Wetenschap & techniek

Stroomvoorziening digitaliseert: Wasmachine en windmolen gaan met elkaar praten

Het waait niet altijd even hard en de zon schijnt wel of niet. Het ene moment piekt de productie van windmolens en zonnepanelen, even later zakt het aanbod in. Het elektriciteitsverbruik zal moeten worden afgestemd op het aanbod. Apparaten gaan digitaal met elkaar praten. En dat brengt nieuwe uitdagingen en risico’s met zich mee.

Arien van Ginkel
30 May 2018 11:42Gewijzigd op 16 November 2020 13:24
beeld Pixabay
beeld Pixabay

Iedere seconde verspringen de digitale rode cijfers van de frequentiemeter op het bureau van Maarten Abbenhuis, senior manager system operations van TenneT: 50,017, 50,003 50,014. Hoe dichter bij de 50 hoe beter. De frequentie op het stroomnet stabiel houden, wordt een steeds uitdagendere klus.

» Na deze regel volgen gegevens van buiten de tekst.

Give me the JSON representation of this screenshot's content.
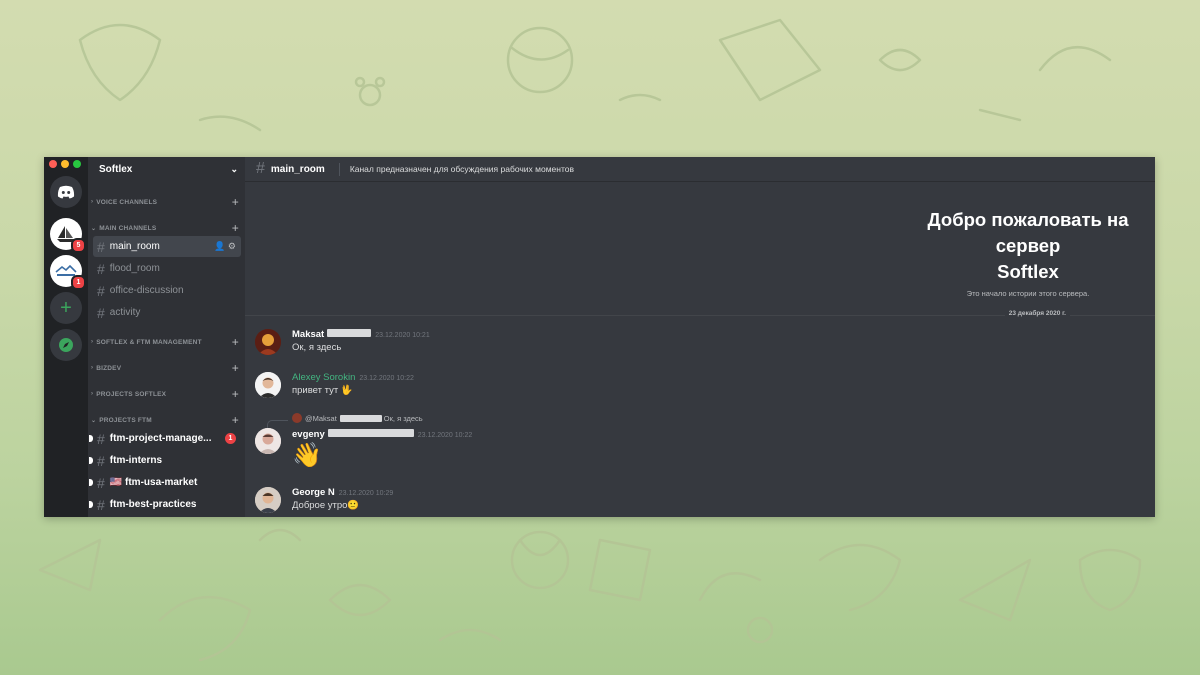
{
  "server": {
    "name": "Softlex"
  },
  "rail": {
    "badges": [
      "5",
      "1"
    ]
  },
  "categories": {
    "voice": "VOICE CHANNELS",
    "main": "MAIN CHANNELS",
    "softlex_ftm": "SOFTLEX & FTM MANAGEMENT",
    "bizdev": "BIZDEV",
    "projects_softlex": "PROJECTS SOFTLEX",
    "projects_ftm": "PROJECTS FTM"
  },
  "main_channels": [
    "main_room",
    "flood_room",
    "office-discussion",
    "activity"
  ],
  "ftm_channels": [
    {
      "name": "ftm-project-manage...",
      "badge": "1"
    },
    {
      "name": "ftm-interns"
    },
    {
      "name": "🇺🇸 ftm-usa-market"
    },
    {
      "name": "ftm-best-practices"
    }
  ],
  "channel_header": {
    "name": "main_room",
    "topic": "Канал предназначен для обсуждения рабочих моментов"
  },
  "welcome": {
    "title_line1": "Добро пожаловать на",
    "title_line2": "сервер",
    "title_line3": "Softlex",
    "subtitle": "Это начало истории этого сервера."
  },
  "date_divider": "23 декабря 2020 г.",
  "messages": [
    {
      "author": "Maksat",
      "timestamp": "23.12.2020 10:21",
      "text": "Ок, я здесь"
    },
    {
      "author": "Alexey Sorokin",
      "timestamp": "23.12.2020 10:22",
      "text": "привет тут 🖖"
    },
    {
      "reply": "@Maksat",
      "reply_text": "Ок, я здесь",
      "author": "evgeny",
      "timestamp": "23.12.2020 10:22",
      "text": "👋"
    },
    {
      "author": "George N",
      "timestamp": "23.12.2020 10:29",
      "text": "Доброе утро🙂"
    }
  ],
  "colors": {
    "rail": "#202225",
    "sidebar": "#2f3136",
    "main": "#36393f",
    "accent_green": "#43b581",
    "badge_red": "#ed4245"
  }
}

Op ieder moment van de dag moet er precies evenveel energie worden geproduceerd als er wordt geconsumeerd door fabrieken en huishoudens. Als er te veel energie wordt geproduceerd, stijgt de frequentie boven de 50Hz. En als energiecentrales juist te weinig stroom opwekken, daalt de frequentie onder de 50Hz. Dat blijft niet zonder gevolgen. Eerder dit jaar was de frequentie een aantal weken gemiddeld 49,996, omdat Kosovo en Servië minder stroom leverden aan het net dan internationaal was afgesproken. Als gevolg daarvan liepen klokken in heel Europa 6 minuten achter.

Eén wolkje

De juiste frequentie creëren betekent vraag en aanbod met elkaar in balans houden. En dat wordt steeds ingewikkelder omdat energiebronnen verduurzamen. In de tijd van kolen-, gas- en aardoliecentrales konden de paar energieleveranciers die Nederland telde duidelijke afspraken maken met TenneT over hoeveel energie ze de volgende dag zouden leveren. Als de spanningsbeheerder toch iets meer elektriciteit nodig had, schakelde een gascentrale een tandje bij. Of af, als er minder elektriciteit nodig was.

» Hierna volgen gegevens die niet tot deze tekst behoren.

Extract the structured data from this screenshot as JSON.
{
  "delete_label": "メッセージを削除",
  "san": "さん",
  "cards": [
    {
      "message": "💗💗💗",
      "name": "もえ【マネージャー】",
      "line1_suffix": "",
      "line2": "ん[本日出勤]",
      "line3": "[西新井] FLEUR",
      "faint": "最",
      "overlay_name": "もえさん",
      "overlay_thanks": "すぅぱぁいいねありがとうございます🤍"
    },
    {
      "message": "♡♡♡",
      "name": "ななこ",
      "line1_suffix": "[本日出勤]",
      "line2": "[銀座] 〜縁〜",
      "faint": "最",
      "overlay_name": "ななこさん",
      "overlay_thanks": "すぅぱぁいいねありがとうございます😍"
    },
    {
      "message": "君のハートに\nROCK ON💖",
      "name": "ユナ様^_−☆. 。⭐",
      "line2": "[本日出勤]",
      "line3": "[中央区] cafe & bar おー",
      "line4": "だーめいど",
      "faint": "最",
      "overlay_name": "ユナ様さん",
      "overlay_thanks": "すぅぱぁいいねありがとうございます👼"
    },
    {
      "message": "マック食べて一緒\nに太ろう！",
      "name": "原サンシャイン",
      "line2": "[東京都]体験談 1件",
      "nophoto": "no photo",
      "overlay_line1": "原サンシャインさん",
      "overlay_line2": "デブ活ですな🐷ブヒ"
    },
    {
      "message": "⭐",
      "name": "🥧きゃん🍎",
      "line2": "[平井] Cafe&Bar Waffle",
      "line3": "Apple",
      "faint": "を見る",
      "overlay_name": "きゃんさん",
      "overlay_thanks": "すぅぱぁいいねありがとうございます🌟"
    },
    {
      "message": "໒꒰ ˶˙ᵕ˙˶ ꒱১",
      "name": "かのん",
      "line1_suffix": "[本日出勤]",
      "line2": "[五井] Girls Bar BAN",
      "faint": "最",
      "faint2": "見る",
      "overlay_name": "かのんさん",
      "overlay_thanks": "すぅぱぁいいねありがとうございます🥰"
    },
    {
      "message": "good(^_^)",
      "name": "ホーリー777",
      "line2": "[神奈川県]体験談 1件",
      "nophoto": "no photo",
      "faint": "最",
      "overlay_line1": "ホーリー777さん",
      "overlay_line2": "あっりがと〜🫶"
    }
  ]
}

Maar hoeveel energie zon en wind op een dag opleveren, is een stuk minder zeker. „Als er op een zonnige dag één wolkje over het zonnepark schuift, heeft dat direct grote gevolgen voor de aangeboden hoeveelheid elektriciteit”, vertelt Rene Kerkmeester. Hij is bij TenneT verantwoordelijk voor de digitalisering. „We moeten die daling dan direct opvangen door ergens anders meer energie vandaan te halen.”

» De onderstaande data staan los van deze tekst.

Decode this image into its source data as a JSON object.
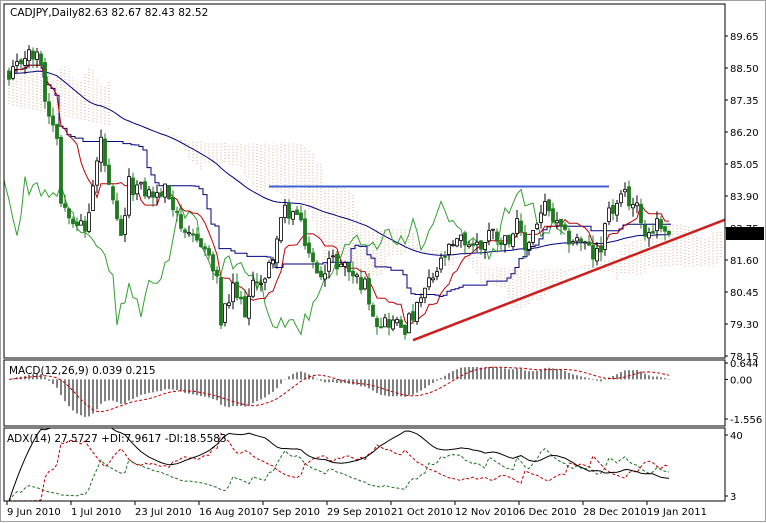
{
  "header": {
    "symbol_timeframe": "CADJPY,Daily",
    "ohlc": "82.63 82.67 82.43 82.52"
  },
  "price_axis": {
    "ticks": [
      "89.65",
      "88.50",
      "87.35",
      "86.20",
      "85.05",
      "83.90",
      "82.75",
      "81.60",
      "80.45",
      "79.30",
      "78.15"
    ],
    "current_price": "82.52"
  },
  "macd": {
    "label": "MACD(12,26,9) 0.039 0.215",
    "ticks": [
      "0.644",
      "0.00",
      "-1.556"
    ]
  },
  "adx": {
    "label": "ADX(14) 27.5727 +DI:7.9617 -DI:18.5583",
    "ticks": [
      "40",
      "3"
    ]
  },
  "time_axis": {
    "labels": [
      "9 Jun 2010",
      "1 Jul 2010",
      "23 Jul 2010",
      "16 Aug 2010",
      "7 Sep 2010",
      "29 Sep 2010",
      "21 Oct 2010",
      "12 Nov 2010",
      "6 Dec 2010",
      "28 Dec 2010",
      "19 Jan 2011"
    ]
  },
  "colors": {
    "bull_body": "#ffffff",
    "bear_body": "#1f7a1f",
    "tenkan": "#c00000",
    "kijun": "#000080",
    "chikou": "#33a033",
    "cloud": "#d8a888",
    "ma": "#000080",
    "resistance": "#4060d0",
    "trendline": "#cc2020"
  },
  "chart_data": {
    "type": "candlestick",
    "title": "CADJPY,Daily",
    "ylim": [
      78.15,
      89.65
    ],
    "bars": 166,
    "last_bar": {
      "open": 82.63,
      "high": 82.67,
      "low": 82.43,
      "close": 82.52
    },
    "close_path": [
      [
        0,
        88.0
      ],
      [
        4,
        89.0
      ],
      [
        8,
        88.8
      ],
      [
        9,
        87.3
      ],
      [
        12,
        86.2
      ],
      [
        13,
        83.7
      ],
      [
        15,
        83.4
      ],
      [
        19,
        82.6
      ],
      [
        23,
        85.9
      ],
      [
        25,
        84.1
      ],
      [
        28,
        82.3
      ],
      [
        30,
        84.3
      ],
      [
        37,
        83.9
      ],
      [
        39,
        84.1
      ],
      [
        42,
        83.4
      ],
      [
        44,
        82.3
      ],
      [
        48,
        82.3
      ],
      [
        50,
        81.7
      ],
      [
        52,
        80.8
      ],
      [
        53,
        79.4
      ],
      [
        56,
        80.5
      ],
      [
        59,
        79.8
      ],
      [
        62,
        81.0
      ],
      [
        64,
        80.8
      ],
      [
        69,
        83.4
      ],
      [
        72,
        83.2
      ],
      [
        74,
        82.3
      ],
      [
        77,
        81.0
      ],
      [
        80,
        81.6
      ],
      [
        84,
        81.4
      ],
      [
        87,
        80.9
      ],
      [
        89,
        80.7
      ],
      [
        92,
        79.4
      ],
      [
        95,
        79.4
      ],
      [
        99,
        79.2
      ],
      [
        102,
        79.8
      ],
      [
        104,
        80.5
      ],
      [
        107,
        81.2
      ],
      [
        109,
        81.75
      ],
      [
        113,
        82.3
      ],
      [
        118,
        82.1
      ],
      [
        120,
        82.65
      ],
      [
        124,
        82.3
      ],
      [
        127,
        82.8
      ],
      [
        129,
        82.0
      ],
      [
        132,
        83.0
      ],
      [
        134,
        83.5
      ],
      [
        137,
        82.8
      ],
      [
        139,
        82.4
      ],
      [
        143,
        82.3
      ],
      [
        146,
        81.75
      ],
      [
        148,
        81.9
      ],
      [
        149,
        83.2
      ],
      [
        152,
        83.5
      ],
      [
        154,
        83.9
      ],
      [
        156,
        83.6
      ],
      [
        158,
        83.2
      ],
      [
        159,
        82.5
      ],
      [
        162,
        83.0
      ],
      [
        165,
        82.52
      ]
    ],
    "resistance_line": {
      "price": 84.24,
      "from_bar": 65,
      "to_bar": 150
    },
    "trend_line": {
      "from": [
        101,
        78.72
      ],
      "to_bar_price_at_axis": 83.05
    },
    "indicators": [
      "Ichimoku(9,26,52)",
      "Moving Average",
      "MACD(12,26,9)",
      "ADX(14)"
    ],
    "macd_ylim": [
      -1.556,
      0.644
    ],
    "adx_ylim": [
      3,
      40
    ]
  }
}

Nu kan dat nog door de gascentrale bij te laten schakelen, maar in de toekomst zonder fossiele brandstoffen vraagt dat om een heel nieuwe manier van energiebeheersing. De rijksoverheid wil in 2050 volledig van duurzame energiebronnen leven. En dat kan niet zonder de systemen die verantwoordelijk zijn voor de energievoorziening te digitaliseren.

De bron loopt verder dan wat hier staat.